Features Live Action Movies


Director – Rowdy Herrington – 1992 – US – Cert. 15 – 101m


UK theatrical release: June 26th, 1992.


Hitting on hard times, loner Tommy Riley (James Marshall) is living in a low life neighbourhood on Chicago’s South Side. High school days are punctuated by fights during the breaks; at night, Pappy Jack (Robert Loggia) rides around eyeing street brawls in search of new boxing talent. The moment he sets eyes on Riley defending himself in an alley, Pappy Jack signs him for a Friday night fight – to which Riley agrees in the face of loan sharks cornering him regarding payment his out-of-town father’s (John Heard) debts. Riley senior is attempting to put an alcoholic past (due to his wife’s untimely death) behind him, and believes that his current travelling salesman job will bring him back up from the social depths. The son’s match pays off the father’s immediate debts, but Tommy finds himself unwillingly trapped in the boxing game by Pappy Jack’s promoter boss Jimmy Horn (Brian Dennehy) when the latter buys Riley senior’s loan sharks’ debt so that he “owns” the lad. But our hero isn’t about to take all this lying down; he’s a fighter!

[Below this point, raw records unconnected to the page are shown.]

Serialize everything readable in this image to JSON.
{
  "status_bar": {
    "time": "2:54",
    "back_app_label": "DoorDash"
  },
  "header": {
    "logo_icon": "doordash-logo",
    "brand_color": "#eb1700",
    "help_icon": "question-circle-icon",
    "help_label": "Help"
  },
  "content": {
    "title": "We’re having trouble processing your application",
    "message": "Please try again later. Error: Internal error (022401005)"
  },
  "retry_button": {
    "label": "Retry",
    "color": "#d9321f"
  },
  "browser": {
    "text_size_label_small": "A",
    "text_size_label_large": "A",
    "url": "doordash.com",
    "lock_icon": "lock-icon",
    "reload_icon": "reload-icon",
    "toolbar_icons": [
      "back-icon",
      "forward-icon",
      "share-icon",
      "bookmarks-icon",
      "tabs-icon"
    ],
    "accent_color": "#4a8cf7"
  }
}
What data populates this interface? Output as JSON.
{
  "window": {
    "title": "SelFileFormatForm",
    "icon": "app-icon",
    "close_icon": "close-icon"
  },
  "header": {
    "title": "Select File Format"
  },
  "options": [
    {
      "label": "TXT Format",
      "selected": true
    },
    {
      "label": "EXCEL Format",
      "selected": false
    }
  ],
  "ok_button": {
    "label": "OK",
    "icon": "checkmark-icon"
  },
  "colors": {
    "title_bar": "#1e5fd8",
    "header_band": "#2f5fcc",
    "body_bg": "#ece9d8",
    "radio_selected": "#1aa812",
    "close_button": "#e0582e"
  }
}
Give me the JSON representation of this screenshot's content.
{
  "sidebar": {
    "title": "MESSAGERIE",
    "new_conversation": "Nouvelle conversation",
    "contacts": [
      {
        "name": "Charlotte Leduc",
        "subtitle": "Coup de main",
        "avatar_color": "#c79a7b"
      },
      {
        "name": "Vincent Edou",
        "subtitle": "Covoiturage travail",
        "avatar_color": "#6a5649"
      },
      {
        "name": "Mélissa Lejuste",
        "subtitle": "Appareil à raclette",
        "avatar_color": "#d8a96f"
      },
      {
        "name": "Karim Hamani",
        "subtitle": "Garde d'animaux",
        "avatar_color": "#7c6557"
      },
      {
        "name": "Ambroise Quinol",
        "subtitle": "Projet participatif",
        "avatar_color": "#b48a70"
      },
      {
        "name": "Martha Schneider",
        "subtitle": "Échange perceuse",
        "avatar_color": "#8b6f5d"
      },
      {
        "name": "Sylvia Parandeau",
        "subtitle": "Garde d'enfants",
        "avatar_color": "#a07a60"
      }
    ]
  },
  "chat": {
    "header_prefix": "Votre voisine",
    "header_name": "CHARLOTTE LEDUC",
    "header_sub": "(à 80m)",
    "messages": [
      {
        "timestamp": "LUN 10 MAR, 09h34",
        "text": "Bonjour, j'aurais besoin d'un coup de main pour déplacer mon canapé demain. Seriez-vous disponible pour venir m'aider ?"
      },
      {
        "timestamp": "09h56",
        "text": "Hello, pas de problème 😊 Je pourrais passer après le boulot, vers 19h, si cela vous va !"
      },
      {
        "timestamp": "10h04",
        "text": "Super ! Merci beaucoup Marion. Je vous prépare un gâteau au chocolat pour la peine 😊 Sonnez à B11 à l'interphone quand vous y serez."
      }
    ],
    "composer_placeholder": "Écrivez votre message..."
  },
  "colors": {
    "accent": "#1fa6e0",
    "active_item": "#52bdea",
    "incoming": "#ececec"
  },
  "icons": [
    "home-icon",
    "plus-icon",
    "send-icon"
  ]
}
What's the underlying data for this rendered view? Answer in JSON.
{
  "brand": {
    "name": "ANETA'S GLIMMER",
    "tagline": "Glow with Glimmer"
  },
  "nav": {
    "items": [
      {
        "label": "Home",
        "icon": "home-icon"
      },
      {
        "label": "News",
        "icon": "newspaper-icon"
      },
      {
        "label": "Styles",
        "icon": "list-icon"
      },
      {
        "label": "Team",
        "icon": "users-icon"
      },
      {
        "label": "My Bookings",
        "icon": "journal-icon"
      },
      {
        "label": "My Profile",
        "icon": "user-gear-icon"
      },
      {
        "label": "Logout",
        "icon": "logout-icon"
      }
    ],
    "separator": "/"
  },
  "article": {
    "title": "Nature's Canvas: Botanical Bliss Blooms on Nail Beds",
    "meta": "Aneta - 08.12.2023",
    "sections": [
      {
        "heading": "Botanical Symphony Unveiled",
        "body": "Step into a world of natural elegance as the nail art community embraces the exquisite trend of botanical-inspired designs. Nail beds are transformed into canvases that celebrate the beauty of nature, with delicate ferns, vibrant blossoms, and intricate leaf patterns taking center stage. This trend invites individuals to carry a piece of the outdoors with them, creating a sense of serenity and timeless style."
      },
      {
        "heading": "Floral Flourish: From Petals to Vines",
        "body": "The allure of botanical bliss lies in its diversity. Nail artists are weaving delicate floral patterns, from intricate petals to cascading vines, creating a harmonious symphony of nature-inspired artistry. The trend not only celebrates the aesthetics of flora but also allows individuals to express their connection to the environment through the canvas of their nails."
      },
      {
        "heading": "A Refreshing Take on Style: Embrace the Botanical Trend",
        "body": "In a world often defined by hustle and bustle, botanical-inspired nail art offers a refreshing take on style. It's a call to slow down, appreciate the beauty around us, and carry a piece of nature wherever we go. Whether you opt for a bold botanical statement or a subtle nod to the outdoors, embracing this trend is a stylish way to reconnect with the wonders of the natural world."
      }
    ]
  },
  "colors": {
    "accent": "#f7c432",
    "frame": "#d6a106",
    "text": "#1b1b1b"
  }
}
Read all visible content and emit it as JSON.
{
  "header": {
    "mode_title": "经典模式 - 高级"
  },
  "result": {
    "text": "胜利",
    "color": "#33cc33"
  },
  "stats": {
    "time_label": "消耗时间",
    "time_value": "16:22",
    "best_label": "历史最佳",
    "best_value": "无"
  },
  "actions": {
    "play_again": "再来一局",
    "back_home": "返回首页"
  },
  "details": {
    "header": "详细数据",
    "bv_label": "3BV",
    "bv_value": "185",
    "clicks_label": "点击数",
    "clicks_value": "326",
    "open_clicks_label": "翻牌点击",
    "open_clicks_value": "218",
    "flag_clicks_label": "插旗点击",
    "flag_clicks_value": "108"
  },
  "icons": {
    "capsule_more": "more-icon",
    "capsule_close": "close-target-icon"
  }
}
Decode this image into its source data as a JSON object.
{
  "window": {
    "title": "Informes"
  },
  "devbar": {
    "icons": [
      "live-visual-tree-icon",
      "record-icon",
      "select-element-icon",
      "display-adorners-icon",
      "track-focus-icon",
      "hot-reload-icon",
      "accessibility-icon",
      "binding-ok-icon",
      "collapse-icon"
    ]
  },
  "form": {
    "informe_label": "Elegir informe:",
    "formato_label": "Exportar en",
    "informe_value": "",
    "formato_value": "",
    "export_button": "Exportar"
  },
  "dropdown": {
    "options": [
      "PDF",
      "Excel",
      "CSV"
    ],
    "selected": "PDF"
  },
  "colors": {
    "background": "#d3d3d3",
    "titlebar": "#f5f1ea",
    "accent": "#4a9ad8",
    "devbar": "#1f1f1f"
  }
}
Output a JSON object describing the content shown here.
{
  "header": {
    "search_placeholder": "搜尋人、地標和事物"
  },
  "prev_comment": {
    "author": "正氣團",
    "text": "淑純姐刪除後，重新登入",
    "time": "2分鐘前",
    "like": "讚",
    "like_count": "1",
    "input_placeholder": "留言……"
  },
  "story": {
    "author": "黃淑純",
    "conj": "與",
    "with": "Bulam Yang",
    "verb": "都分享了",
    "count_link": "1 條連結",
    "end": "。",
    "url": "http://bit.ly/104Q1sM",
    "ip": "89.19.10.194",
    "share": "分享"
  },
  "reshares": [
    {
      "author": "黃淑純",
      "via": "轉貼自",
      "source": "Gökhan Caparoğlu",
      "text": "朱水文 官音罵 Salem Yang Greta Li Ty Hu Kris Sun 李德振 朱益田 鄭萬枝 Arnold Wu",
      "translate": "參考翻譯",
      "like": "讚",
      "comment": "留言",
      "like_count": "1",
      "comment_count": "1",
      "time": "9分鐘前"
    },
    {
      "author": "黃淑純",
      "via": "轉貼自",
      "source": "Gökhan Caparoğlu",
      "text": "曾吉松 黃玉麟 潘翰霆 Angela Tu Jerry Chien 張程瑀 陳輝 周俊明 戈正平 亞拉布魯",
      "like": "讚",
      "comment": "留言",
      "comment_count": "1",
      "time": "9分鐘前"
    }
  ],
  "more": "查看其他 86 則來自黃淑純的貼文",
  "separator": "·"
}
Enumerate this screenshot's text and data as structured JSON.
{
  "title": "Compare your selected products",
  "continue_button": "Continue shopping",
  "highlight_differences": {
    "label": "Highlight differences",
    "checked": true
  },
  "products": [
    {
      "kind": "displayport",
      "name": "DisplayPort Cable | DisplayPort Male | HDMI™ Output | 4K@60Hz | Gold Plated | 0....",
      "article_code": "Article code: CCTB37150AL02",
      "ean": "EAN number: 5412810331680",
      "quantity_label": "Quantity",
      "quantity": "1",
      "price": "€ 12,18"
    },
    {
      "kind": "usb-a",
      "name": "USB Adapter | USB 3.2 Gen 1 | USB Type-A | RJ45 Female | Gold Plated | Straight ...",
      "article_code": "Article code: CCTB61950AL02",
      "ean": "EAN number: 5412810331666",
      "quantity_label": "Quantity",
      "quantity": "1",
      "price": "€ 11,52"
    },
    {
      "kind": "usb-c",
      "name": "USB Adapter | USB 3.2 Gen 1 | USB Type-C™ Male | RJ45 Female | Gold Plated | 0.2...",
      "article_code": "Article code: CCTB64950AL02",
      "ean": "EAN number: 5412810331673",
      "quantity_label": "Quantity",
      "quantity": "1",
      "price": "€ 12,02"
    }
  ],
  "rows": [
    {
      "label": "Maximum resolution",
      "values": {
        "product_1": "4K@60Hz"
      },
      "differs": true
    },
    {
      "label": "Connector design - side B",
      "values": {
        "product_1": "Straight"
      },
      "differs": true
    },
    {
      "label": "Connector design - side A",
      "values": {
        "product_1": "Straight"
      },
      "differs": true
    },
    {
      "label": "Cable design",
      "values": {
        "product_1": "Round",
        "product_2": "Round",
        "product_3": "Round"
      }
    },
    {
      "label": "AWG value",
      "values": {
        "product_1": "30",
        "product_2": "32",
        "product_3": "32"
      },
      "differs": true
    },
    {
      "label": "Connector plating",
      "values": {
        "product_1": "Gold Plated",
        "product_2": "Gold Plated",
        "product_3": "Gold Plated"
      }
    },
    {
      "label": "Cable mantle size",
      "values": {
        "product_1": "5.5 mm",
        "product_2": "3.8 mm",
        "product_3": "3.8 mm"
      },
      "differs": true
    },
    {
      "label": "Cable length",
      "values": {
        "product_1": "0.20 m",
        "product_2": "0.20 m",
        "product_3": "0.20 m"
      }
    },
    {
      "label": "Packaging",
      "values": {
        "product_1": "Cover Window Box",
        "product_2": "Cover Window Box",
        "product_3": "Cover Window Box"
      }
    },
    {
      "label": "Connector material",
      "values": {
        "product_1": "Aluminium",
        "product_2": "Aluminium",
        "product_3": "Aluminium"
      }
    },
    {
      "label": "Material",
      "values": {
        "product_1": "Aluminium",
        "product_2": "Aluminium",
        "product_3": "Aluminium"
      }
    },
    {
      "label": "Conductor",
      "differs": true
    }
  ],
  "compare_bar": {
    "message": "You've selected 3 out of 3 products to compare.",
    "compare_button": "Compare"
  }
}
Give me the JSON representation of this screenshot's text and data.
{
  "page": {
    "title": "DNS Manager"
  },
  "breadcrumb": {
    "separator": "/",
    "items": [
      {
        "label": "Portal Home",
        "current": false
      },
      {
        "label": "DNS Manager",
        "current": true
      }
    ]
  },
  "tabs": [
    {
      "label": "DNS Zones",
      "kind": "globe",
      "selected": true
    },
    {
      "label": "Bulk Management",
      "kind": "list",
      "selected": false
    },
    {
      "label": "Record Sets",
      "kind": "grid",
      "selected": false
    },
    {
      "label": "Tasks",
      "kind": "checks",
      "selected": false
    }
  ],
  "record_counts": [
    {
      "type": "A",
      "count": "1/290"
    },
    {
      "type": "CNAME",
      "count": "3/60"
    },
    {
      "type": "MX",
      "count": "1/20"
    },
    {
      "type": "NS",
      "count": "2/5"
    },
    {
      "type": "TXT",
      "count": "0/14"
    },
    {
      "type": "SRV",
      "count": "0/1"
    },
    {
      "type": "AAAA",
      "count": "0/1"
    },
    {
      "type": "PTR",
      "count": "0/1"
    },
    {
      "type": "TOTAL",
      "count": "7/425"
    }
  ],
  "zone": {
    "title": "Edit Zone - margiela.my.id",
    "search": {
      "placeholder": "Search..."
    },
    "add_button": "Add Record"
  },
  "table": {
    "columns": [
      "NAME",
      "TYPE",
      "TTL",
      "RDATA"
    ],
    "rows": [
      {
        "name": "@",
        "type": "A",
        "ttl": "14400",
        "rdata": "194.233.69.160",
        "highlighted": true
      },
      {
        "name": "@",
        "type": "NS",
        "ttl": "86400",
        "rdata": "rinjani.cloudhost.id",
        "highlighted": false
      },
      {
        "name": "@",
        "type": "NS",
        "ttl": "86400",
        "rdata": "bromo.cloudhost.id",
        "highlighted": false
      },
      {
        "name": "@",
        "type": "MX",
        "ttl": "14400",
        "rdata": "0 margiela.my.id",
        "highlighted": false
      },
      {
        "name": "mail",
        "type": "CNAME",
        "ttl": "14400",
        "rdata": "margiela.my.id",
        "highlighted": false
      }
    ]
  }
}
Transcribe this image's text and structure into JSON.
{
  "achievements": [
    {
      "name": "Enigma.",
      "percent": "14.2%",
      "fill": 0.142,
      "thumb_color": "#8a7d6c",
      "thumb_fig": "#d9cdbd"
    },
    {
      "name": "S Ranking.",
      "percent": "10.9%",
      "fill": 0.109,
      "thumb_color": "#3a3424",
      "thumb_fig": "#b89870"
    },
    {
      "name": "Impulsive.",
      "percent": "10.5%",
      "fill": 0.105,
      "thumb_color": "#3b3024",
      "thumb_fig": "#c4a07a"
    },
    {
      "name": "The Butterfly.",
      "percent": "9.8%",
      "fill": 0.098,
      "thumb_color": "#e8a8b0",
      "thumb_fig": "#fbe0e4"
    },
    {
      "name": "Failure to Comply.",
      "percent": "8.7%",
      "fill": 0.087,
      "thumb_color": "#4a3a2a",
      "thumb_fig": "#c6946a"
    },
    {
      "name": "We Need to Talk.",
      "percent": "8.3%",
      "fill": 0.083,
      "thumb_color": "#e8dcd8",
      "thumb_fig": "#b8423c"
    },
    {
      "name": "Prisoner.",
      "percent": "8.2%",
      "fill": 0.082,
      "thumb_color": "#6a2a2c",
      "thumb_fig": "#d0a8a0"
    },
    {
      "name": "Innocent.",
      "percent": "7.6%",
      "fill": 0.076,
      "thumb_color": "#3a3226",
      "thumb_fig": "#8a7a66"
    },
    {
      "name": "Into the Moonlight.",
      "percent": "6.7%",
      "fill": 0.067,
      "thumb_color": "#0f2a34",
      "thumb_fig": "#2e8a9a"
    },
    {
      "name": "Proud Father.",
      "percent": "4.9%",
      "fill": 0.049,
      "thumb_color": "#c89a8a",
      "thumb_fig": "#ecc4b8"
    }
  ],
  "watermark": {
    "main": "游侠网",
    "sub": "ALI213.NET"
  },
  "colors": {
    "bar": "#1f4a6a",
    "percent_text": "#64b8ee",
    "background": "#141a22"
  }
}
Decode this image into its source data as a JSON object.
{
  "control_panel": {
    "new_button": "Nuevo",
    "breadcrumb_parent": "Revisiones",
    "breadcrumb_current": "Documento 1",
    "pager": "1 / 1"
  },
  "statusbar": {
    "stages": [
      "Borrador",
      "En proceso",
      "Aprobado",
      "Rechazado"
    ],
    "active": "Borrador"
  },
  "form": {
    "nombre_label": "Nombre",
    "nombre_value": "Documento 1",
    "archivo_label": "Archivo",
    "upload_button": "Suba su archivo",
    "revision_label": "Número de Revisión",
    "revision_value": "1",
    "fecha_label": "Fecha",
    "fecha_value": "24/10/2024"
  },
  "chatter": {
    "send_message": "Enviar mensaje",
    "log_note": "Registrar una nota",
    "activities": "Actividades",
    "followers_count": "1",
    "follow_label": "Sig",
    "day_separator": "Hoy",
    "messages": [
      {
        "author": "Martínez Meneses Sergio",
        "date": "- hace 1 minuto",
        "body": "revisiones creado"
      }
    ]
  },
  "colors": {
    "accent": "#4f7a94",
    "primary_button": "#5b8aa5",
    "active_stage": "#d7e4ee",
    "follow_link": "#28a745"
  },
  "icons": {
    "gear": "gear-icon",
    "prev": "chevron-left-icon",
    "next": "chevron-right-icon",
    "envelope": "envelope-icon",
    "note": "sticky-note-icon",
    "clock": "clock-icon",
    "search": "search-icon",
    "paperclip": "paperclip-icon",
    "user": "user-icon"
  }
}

James Marshall, another Twin Peaks refugee, spends much time looking gloomy and moody. The film so clearly has star vehicle writ large all over that it allows little room for anything else. Token blacks Cuba Gooding Jr. (Boyz ‘N’ The Hood) and Ossie Davis are on hand as best friend and veteran boxing trainer respectively, and handle themselves respectably without really having much to do. Both the Loggia and Dennehy characters prove rather more essential to the plot, but here too little is made of them. Worse still, the hugely interesting character played by John Heard, who ought to have a lot to do with the motivation of the main character, barely gets a look in. Ultimately, it’s hard to believe that director Rowdy Herrington’s earlier credits include the wonderfully inventive, latter day Western in rock clothing RoadHouse. Hard to believe but, unfortunately, true.